A mesa estava posta, era hora de jantar, mesa para dois eternamente, mas apenas um se sentava nela, o seu prato em frente ao dela, o dela virado para a janela como fazia sempre questão, no prato uma pizza congelada que estranhamente não era a sua comida favorita, vezes sem conta lhe ralhava – “olha que isso faz-te mal” – dizia ela em tom de brincadeira mas com olhar preocupado, de consciência avançada para a sua idade, trocando de papel por momentos.

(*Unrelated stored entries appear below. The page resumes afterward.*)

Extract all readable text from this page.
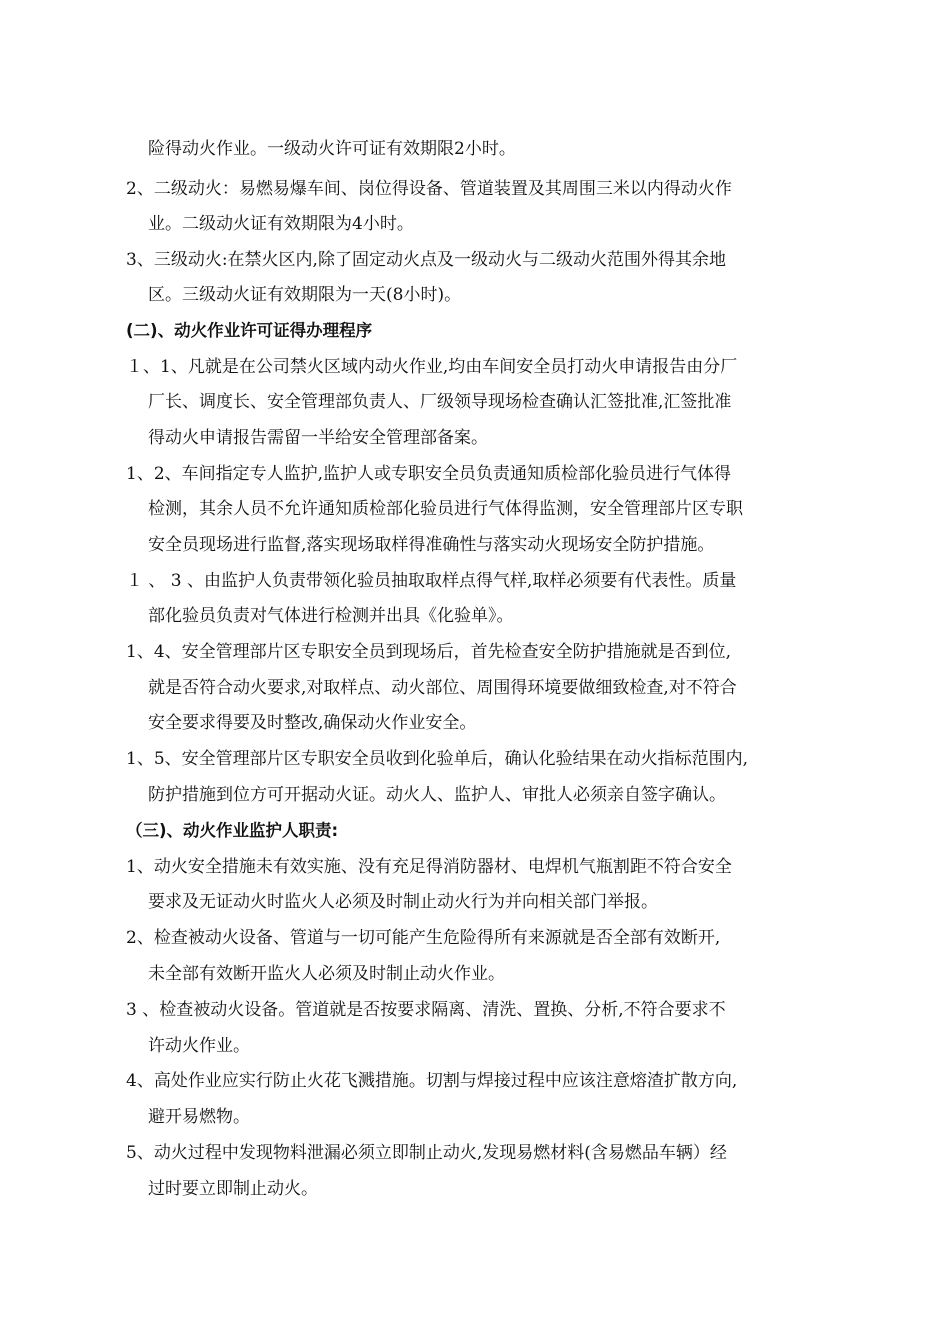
险得动火作业。一级动火许可证有效期限2小时。
2、二级动火：易燃易爆车间、岗位得设备、管道装置及其周围三米以内得动火作
业。二级动火证有效期限为4小时。
3、三级动火:在禁火区内,除了固定动火点及一级动火与二级动火范围外得其余地
区。三级动火证有效期限为一天(8小时)。
(二)、动火作业许可证得办理程序
１、1、凡就是在公司禁火区域内动火作业,均由车间安全员打动火申请报告由分厂
厂长、调度长、安全管理部负责人、厂级领导现场检查确认汇签批准,汇签批准
得动火申请报告需留一半给安全管理部备案。
1、2、车间指定专人监护,监护人或专职安全员负责通知质检部化验员进行气体得
检测，其余人员不允许通知质检部化验员进行气体得监测，安全管理部片区专职
安全员现场进行监督,落实现场取样得准确性与落实动火现场安全防护措施。
１ 、 3 、由监护人负责带领化验员抽取取样点得气样,取样必须要有代表性。质量
部化验员负责对气体进行检测并出具《化验单》。
1、4、安全管理部片区专职安全员到现场后，首先检查安全防护措施就是否到位,
就是否符合动火要求,对取样点、动火部位、周围得环境要做细致检查,对不符合
安全要求得要及时整改,确保动火作业安全。
1、5、安全管理部片区专职安全员收到化验单后，确认化验结果在动火指标范围内,
防护措施到位方可开据动火证。动火人、监护人、审批人必须亲自签字确认。
（三)、动火作业监护人职责:
1、动火安全措施未有效实施、没有充足得消防器材、电焊机气瓶割距不符合安全
要求及无证动火时监火人必须及时制止动火行为并向相关部门举报。
2、检查被动火设备、管道与一切可能产生危险得所有来源就是否全部有效断开,
未全部有效断开监火人必须及时制止动火作业。
3 、检查被动火设备。管道就是否按要求隔离、清洗、置换、分析,不符合要求不
许动火作业。
4、高处作业应实行防止火花飞溅措施。切割与焊接过程中应该注意熔渣扩散方向,
避开易燃物。
5、动火过程中发现物料泄漏必须立即制止动火,发现易燃材料(含易燃品车辆）经
过时要立即制止动火。
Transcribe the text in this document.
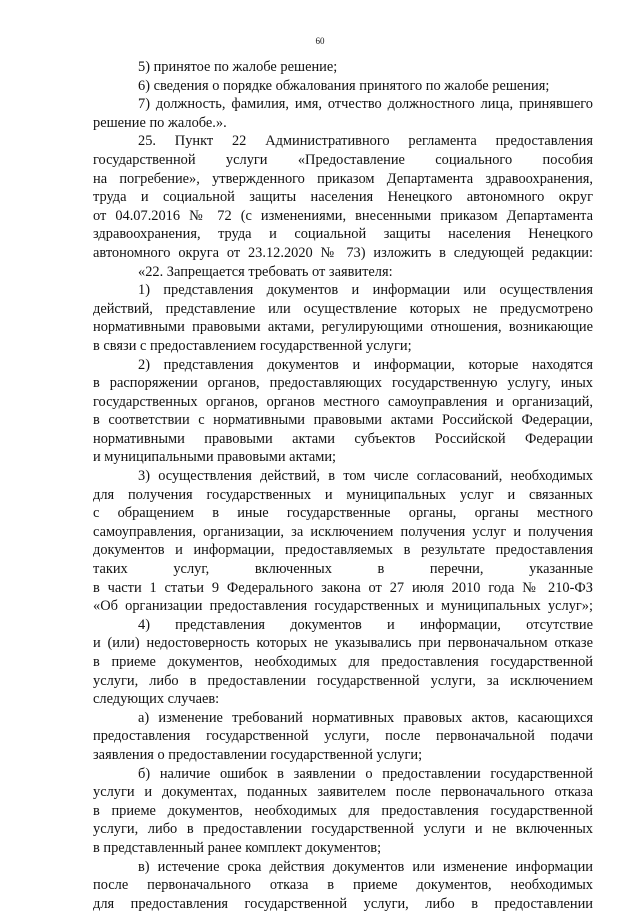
60
5) принятое по жалобе решение;
6) сведения о порядке обжалования принятого по жалобе решения;
7) должность, фамилия, имя, отчество должностного лица, принявшего
решение по жалобе.».
25. Пункт 22 Административного регламента предоставления
государственной услуги «Предоставление социального пособия
на погребение», утвержденного приказом Департамента здравоохранения,
труда и социальной защиты населения Ненецкого автономного округ
от 04.07.2016 № 72 (с изменениями, внесенными приказом Департамента
здравоохранения, труда и социальной защиты населения Ненецкого
автономного округа от 23.12.2020 № 73) изложить в следующей редакции:
«22. Запрещается требовать от заявителя:
1) представления документов и информации или осуществления
действий, представление или осуществление которых не предусмотрено
нормативными правовыми актами, регулирующими отношения, возникающие
в связи с предоставлением государственной услуги;
2) представления документов и информации, которые находятся
в распоряжении органов, предоставляющих государственную услугу, иных
государственных органов, органов местного самоуправления и организаций,
в соответствии с нормативными правовыми актами Российской Федерации,
нормативными правовыми актами субъектов Российской Федерации
и муниципальными правовыми актами;
3) осуществления действий, в том числе согласований, необходимых
для получения государственных и муниципальных услуг и связанных
с обращением в иные государственные органы, органы местного
самоуправления, организации, за исключением получения услуг и получения
документов и информации, предоставляемых в результате предоставления
таких услуг, включенных в перечни, указанные
в части 1 статьи 9 Федерального закона от 27 июля 2010 года № 210-ФЗ
«Об организации предоставления государственных и муниципальных услуг»;
4) представления документов и информации, отсутствие
и (или) недостоверность которых не указывались при первоначальном отказе
в приеме документов, необходимых для предоставления государственной
услуги, либо в предоставлении государственной услуги, за исключением
следующих случаев:
а) изменение требований нормативных правовых актов, касающихся
предоставления государственной услуги, после первоначальной подачи
заявления о предоставлении государственной услуги;
б) наличие ошибок в заявлении о предоставлении государственной
услуги и документах, поданных заявителем после первоначального отказа
в приеме документов, необходимых для предоставления государственной
услуги, либо в предоставлении государственной услуги и не включенных
в представленный ранее комплект документов;
в) истечение срока действия документов или изменение информации
после первоначального отказа в приеме документов, необходимых
для предоставления государственной услуги, либо в предоставлении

Ambos os copos vazios, um deles com cheiro a álcool ainda, não demoraria a voltar a encher-se como se de uma vontade própria fosse provido, provocando a sensação de fuga, como se com o esvaziar do copo se criasse outro vazio, que impedisse de sentir, de lembrar, de sofrer, de apodrecer por dentro todos os dias. Ajudava-o a dormir, chegava a cama e conseguia não estar horas a mudar de posição e a pensar no que podia ter sido diferente, no que podia ter feito de forma diferente, nos seus olhos a apagarem-se, a alegria que os inundavam a esvair-se em lágrimas deixando-os secos, baços, vazios como ele. Adormecia mas os sonhos eram sempre os mesmos, hoje então seria o de sempre, aquele pesadelo que o atormenta há 10 penosos anos, 10 anos agora, hoje, 10 anos passados o mesmo pesadelo que não acaba, que não acorda. Por vezes pensa o que o impede de acordar desse pesadelo. Nem ele sabe, mas sabe que ela não quereria isso.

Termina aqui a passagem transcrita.